This 1974 made-for-television movie opens with photojournalist Jimmy Wheeler (Stacy Keach) driving down an isolated country road. He’s driving across America, heading towards California. However, when he sees a young child walking on the side of the road and struggling to carry two bags of groceries, Jimmy pulls over and offers the child a ride.
That’s a big mistake. As Jimmy soon discovers, the child lives on an isolated farmhouse in the middle of nowhere. He resides with his six brothers and sisters. The family is led by Peter (John Savage), the oldest sibling. Jimmy discover that there’s only one other adult on the farm. The children refer to her as being their mom and Carol Ann (Samantha Eggar) certainly does seem to be busy, cooking dinner and keeping the house clean. It’s only when the children leave the kitchen that Carol Ann finally tells Jimmy the truth. She’s not related to the children. Instead, she is someone who made the same mistake that Jimmy did. She gave one of the kids a ride home and she’s never been allowed to leave.
It turns out that the children’s parents died a few years ago but, because the family lives so far away from town, no one has ever noticed. Peter has been in charge of the family but he’s reaching the point where he no longer wants to spend his entire life on the farm.
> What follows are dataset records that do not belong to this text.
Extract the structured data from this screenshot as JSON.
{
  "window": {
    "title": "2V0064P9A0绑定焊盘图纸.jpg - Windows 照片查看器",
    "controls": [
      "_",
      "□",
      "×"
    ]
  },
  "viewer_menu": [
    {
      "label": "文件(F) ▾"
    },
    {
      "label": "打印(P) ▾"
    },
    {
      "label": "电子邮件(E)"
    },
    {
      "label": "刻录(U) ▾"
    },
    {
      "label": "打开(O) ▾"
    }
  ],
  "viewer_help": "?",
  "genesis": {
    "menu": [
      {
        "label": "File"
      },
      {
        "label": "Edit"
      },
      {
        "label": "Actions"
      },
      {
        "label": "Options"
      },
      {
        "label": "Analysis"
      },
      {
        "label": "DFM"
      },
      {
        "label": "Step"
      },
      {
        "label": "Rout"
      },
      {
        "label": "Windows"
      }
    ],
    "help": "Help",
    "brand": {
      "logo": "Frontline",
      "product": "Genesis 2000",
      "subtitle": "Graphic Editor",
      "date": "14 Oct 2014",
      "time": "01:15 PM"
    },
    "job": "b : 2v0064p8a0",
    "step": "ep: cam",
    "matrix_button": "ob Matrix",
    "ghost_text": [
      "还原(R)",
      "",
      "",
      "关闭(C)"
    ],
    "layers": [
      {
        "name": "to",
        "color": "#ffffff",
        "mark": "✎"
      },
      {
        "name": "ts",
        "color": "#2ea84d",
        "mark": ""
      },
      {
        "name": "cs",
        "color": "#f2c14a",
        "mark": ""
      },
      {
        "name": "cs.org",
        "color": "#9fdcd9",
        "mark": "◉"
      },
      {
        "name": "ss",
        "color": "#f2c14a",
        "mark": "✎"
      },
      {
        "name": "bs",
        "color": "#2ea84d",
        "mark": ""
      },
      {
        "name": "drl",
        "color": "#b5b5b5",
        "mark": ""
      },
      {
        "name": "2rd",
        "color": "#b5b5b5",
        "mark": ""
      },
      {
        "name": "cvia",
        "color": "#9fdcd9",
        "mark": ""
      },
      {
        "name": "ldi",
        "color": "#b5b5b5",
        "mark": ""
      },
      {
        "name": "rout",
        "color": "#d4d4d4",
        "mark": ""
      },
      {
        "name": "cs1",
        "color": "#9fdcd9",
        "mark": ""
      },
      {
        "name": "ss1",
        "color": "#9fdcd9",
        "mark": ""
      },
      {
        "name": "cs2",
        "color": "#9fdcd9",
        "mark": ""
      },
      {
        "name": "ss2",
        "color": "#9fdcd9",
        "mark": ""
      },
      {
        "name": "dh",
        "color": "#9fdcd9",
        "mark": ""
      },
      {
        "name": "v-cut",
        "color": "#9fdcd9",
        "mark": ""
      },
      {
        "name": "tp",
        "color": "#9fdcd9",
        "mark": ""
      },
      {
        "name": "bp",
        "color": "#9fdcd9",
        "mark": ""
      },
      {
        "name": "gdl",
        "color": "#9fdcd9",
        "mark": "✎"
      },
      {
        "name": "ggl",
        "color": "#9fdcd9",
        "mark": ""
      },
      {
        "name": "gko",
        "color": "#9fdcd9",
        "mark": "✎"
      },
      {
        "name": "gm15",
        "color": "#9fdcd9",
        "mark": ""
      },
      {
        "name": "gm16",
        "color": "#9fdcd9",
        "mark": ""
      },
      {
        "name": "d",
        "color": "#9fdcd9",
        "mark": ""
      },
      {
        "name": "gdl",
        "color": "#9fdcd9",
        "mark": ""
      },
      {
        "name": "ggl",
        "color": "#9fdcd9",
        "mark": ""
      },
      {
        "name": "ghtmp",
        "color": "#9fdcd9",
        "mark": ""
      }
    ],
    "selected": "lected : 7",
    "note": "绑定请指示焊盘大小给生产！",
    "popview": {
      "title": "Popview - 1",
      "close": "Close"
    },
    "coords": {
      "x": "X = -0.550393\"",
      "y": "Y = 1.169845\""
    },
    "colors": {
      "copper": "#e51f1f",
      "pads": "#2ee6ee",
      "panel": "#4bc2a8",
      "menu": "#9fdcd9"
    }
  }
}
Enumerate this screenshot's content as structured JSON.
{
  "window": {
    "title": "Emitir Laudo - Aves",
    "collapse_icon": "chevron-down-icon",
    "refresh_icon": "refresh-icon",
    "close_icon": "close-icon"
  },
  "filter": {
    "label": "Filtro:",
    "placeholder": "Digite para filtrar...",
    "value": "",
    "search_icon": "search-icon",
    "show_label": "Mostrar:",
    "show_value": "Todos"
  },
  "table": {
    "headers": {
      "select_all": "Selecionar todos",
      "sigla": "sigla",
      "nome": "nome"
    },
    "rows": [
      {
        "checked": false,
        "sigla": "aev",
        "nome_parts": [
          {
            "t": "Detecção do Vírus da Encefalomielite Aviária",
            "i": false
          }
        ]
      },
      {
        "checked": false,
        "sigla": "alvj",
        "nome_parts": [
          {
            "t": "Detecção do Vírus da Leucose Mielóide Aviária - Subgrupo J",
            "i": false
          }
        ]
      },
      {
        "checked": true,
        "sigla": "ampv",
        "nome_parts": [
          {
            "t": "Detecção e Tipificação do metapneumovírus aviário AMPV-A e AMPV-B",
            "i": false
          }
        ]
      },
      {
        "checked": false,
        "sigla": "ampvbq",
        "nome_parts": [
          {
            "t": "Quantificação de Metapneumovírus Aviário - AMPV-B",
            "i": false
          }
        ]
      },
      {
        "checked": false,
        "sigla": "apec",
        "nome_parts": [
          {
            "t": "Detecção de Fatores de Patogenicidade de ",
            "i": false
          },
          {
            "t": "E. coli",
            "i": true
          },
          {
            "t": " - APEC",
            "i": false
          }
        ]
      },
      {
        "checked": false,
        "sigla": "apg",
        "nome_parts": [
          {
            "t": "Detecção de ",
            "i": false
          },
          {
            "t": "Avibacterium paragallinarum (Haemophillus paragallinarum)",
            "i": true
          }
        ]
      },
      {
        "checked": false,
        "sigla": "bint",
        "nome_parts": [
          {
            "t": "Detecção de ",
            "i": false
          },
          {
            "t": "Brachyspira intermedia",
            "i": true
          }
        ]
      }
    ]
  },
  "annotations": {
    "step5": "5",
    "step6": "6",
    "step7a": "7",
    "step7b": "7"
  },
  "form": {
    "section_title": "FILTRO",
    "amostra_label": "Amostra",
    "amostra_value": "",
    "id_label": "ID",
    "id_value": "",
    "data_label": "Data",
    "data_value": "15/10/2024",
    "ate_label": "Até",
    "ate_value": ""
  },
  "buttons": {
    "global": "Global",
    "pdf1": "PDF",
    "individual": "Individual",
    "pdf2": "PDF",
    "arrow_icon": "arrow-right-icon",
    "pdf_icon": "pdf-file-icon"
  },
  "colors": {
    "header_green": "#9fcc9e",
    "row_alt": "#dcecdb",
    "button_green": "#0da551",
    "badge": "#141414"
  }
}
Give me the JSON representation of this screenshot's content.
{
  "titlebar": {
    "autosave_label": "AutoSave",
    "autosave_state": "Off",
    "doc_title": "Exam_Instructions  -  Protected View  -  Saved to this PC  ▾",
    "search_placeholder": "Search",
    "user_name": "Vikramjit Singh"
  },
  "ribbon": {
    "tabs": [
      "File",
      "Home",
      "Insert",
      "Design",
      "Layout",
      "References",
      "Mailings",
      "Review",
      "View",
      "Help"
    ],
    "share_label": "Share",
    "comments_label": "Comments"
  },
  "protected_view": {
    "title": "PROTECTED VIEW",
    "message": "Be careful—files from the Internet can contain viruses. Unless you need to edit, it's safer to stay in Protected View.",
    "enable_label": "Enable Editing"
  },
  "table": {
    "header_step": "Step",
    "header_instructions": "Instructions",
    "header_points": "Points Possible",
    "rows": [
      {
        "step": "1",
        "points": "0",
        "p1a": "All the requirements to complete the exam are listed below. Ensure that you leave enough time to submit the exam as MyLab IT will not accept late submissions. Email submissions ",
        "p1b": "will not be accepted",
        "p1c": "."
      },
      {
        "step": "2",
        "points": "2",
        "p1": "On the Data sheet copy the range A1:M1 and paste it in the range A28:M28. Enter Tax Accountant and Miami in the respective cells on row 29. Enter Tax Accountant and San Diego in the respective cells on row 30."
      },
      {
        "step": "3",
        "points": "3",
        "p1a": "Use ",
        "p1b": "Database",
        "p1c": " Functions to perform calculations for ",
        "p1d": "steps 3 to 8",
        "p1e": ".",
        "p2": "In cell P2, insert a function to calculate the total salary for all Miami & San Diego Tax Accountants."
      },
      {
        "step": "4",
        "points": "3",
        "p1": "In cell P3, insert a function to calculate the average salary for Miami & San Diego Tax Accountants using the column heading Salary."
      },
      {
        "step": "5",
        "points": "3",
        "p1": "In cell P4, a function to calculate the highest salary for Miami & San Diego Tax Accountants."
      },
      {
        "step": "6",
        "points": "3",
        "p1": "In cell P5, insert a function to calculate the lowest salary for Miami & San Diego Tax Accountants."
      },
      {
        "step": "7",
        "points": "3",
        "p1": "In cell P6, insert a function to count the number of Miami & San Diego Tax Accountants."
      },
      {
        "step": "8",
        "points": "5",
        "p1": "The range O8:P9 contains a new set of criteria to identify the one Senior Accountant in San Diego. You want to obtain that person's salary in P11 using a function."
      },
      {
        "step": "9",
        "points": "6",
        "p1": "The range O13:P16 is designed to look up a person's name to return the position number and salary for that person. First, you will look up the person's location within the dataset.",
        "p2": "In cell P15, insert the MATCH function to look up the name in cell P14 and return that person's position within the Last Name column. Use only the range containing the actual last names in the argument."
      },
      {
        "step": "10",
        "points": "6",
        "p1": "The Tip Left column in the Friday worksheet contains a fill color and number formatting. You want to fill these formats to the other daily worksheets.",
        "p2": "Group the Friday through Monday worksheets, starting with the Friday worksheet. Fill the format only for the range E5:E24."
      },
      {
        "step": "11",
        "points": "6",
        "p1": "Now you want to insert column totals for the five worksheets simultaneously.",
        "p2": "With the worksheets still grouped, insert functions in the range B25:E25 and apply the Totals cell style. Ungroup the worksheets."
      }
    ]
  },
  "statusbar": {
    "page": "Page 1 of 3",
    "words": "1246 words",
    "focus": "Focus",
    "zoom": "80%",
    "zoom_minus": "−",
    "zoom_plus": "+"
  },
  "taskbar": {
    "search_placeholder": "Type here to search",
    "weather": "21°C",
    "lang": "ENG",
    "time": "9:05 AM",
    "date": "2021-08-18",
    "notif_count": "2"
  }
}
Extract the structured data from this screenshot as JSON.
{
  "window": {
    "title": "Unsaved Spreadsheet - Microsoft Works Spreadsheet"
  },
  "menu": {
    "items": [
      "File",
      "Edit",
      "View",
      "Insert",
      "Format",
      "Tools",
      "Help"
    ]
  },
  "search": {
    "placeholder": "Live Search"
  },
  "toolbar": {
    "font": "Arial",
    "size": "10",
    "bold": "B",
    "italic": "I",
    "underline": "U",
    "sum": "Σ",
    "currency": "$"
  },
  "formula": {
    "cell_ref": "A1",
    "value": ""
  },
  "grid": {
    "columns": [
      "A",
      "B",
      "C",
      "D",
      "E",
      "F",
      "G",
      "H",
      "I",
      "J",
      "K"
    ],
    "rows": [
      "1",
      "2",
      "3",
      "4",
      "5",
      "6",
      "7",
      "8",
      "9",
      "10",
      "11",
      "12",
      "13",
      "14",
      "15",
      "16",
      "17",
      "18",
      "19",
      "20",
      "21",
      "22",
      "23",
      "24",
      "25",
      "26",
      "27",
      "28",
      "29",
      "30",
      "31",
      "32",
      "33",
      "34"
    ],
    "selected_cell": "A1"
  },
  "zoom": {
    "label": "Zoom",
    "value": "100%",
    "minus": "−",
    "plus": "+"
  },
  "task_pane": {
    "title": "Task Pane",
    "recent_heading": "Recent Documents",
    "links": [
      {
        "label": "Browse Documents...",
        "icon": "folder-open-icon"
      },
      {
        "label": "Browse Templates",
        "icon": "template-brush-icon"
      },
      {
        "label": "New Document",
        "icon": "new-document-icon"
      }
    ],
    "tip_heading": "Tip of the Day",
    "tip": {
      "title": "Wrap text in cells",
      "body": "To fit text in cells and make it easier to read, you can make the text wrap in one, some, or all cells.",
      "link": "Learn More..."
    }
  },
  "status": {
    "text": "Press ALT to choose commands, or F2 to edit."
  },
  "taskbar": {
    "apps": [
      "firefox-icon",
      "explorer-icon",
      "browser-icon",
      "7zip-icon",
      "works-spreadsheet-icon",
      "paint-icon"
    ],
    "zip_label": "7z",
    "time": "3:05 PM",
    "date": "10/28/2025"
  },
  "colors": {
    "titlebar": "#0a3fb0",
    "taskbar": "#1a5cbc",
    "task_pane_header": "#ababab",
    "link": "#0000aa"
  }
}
He wants to experience Mardi Gras and then visit California. So, Peter has been sending out the children to tempt random adults to come to the house, where Peter auditions them to see if they would be good parents. Peter has decided that Carol Ann can be the mother. Now, he just needs to find someone to serve as the father.
Jimmy seems like a good candidates, except for the fact that he doesn’t want to spend the rest of his life in the middle of nowhere and raising a bunch of odd children. Unfortunately, Jimmy soon discovers that it won’t be easy to escape. The farm is guarded by a pack of dogs and Peter has a way of taking care of all the kind strangers who fail their audition….
Even though it’s only 75 minutes long, All The Kind Strangers is a bit of a slow film and often, it seems like it can’t decide whether it wants to be a straight horror film or a family melodrama. Add to that, one of the kids is played Robby Benson, who showed up in a lot of 70s films, always playing awkward teenagers. Benson gives such a bizarrely over the top performance that it’s hard to take him or any situation in which he’s involved seriously. (Benson also sings the film’s easy listening theme song.) That said, the film still manages to create and maintain an effectively creepy atmosphere and Stacy Keach, Samantha Eggar, and John Savage all give good performances. The fact that the kids aren’t evil as much as they’re incapable of understanding the consequences of their actions actually serves to make them even creepier than the typical demented children who appear in films like this.
All The Kind Strangers has its moments, even if it doesn’t make a huge impression.